May 2001

Physical Fitness

Jim Verners DC, FCCSS(C)

Simply put, Physical fitness is the ability to perform the demands of an active lifestyle without getting too tired. However you cannot be fit without being physically active. No matter how active you once were, your present fitness depends on the physical activities you are doing now.

Physical fitness includes several components including:

1. Body Fat and Composition: The body is composed of two types of tissue: fat and lean body tissue (muscle, bone). The frequently used height-weight tables are of limited value in the evaluation of body composition and may give a false impression.
2. Flexibility: Flexibility refers to the range of movement of joints. Improving flexibility usually involves stretching muscles by either slow static stretches, which you hold for 10 to 30 seconds, or stretch with some movement (shoulder).
3. Muscular Strength and Endurance: In order to increase strength and endurance, the overload principle of exercise must be used. In order to produce strength gains, progressively increase the exercise weight and to produce gains in endurance increase the number of repetitions gradually.
4. Cardio-Respiratory Fitness: Cardio-respiratory fitness refers to the combined efficiency of the respiratory system in taking in oxygen, the circulatory system in delivering the oxygen to the muscles and then the utilization of the oxygen by the muscles to produce energy.

Exercising effectively and safely involves keeping your heart rate within the target zone as you exercise. The desired range for heart rate during exercise differs according to age, but regardless of age, exercise must be maintained with the given heart rate for 15 minutes, three to four sessions per week in order to achieve and maintain fitness.

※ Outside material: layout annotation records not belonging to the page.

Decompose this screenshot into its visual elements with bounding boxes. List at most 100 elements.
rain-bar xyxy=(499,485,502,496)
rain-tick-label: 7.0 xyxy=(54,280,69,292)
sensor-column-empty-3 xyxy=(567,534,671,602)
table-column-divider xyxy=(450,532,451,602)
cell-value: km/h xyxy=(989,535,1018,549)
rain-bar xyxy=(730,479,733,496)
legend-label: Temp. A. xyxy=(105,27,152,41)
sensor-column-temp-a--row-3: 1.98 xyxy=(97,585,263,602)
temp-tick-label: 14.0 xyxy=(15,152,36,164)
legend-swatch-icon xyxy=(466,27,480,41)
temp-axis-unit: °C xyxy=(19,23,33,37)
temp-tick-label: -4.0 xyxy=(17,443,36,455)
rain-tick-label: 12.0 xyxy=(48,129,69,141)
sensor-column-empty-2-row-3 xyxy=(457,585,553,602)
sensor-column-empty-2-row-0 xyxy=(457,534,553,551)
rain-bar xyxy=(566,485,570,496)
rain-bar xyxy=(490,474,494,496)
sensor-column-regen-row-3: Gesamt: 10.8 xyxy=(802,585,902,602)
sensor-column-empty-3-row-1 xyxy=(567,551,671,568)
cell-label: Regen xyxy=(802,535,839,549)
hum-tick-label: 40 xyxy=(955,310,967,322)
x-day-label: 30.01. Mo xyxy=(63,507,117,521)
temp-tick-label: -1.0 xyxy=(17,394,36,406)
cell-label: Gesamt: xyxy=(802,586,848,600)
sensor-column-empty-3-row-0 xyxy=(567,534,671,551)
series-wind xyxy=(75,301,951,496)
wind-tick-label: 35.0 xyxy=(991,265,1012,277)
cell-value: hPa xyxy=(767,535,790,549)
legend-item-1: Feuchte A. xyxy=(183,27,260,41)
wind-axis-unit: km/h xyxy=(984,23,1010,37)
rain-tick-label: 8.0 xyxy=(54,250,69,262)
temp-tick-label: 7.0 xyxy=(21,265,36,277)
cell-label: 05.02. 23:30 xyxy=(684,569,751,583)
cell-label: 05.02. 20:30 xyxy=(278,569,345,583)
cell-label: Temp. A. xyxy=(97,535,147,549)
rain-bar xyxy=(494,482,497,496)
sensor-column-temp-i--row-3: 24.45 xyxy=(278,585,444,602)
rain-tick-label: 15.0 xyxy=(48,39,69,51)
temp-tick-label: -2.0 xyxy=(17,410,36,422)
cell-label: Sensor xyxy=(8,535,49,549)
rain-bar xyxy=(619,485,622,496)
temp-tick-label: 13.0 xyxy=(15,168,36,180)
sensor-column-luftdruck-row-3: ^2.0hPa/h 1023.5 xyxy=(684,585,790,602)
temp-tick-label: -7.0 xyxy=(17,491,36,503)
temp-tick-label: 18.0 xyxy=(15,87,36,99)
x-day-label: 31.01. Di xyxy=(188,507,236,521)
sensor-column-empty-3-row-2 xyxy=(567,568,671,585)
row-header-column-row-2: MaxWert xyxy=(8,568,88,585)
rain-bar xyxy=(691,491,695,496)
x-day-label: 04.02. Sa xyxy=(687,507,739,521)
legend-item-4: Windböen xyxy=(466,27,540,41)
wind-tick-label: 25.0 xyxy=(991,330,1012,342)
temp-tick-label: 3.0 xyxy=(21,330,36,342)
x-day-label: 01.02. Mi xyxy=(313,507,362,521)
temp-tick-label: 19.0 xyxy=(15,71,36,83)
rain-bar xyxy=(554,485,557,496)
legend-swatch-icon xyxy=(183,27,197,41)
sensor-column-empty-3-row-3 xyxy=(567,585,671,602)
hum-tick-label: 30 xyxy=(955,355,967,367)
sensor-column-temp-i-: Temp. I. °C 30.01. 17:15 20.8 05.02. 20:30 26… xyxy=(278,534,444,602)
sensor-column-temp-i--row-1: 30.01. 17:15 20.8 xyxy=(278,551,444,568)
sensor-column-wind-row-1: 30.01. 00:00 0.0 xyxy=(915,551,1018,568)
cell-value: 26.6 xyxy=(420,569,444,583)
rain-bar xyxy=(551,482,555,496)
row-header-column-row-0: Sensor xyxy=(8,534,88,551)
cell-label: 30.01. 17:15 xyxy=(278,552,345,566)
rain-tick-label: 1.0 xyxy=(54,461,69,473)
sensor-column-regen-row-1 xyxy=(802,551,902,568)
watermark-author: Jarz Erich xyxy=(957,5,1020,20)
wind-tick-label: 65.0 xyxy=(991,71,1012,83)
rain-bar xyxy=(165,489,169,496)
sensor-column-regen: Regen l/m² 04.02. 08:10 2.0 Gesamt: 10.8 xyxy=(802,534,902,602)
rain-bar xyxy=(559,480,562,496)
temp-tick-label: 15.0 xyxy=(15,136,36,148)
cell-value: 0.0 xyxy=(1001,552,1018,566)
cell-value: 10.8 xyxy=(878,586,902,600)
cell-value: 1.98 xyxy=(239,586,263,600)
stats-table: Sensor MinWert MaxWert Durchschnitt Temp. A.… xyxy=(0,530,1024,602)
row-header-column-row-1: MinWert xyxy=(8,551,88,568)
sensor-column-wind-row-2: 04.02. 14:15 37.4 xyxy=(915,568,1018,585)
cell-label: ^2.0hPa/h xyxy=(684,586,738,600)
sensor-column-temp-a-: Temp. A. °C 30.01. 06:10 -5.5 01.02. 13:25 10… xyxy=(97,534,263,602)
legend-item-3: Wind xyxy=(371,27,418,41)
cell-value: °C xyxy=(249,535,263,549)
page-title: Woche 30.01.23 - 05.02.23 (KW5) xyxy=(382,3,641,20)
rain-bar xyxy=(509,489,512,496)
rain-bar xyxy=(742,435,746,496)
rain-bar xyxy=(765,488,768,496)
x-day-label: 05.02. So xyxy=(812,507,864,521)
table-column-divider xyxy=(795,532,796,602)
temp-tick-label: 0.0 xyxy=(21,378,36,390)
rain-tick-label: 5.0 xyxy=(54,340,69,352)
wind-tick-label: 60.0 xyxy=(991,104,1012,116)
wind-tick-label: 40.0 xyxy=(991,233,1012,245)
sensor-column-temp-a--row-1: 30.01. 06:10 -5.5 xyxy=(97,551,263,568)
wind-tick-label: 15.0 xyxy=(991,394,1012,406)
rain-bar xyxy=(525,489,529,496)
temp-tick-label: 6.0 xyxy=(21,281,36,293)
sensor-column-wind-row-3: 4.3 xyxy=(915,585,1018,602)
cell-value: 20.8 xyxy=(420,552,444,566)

Your Exercise Training Program
Every exercise session should begin slowly with a warm-up period. This allows your muscles, joints and cardiovascular system to become accustomed to the increased activity. The next phase of a training program involves a stretching program to improve and maintain your flexibility.

The crucial part of the workout is the duration one stays within the target heart rate zone. Often a good way to tell if you are overexerting is whether you are to breathless to carry on a conversation comfortably while exercising. If you are, slow down. After you have spent time in the target heart rate zone you should go through a period of "cooling down," gradually reducing your activity level. Cooling down allows the body to adjust as you stop exercising. If you stop abruptly, blood can be trapped in the muscles causing a sudden drop in blood pressure and possibly dizziness or fainting.

Making Progress
As you start in your exercise program you may find that even very moderate activity will produce your target heart rate, but as you become more fit increasing amounts of activity will be required before the target rate is achieved. Use the FIT formula to get the right amount of exercise;

Frequency: train at least three times a week
Intensity: work hard enough that you increase your heart rate into your training range
Time: fifteen minutes of activity brisk enough to keep your heart in the training range
Type: activities that keep you moving continuously such as bicycling, jogging, swimming, walking.

The Last Word
Although physical fitness can be achieved by doing the right kinds of physical activity, it also depends on sound eating habits and proper rest.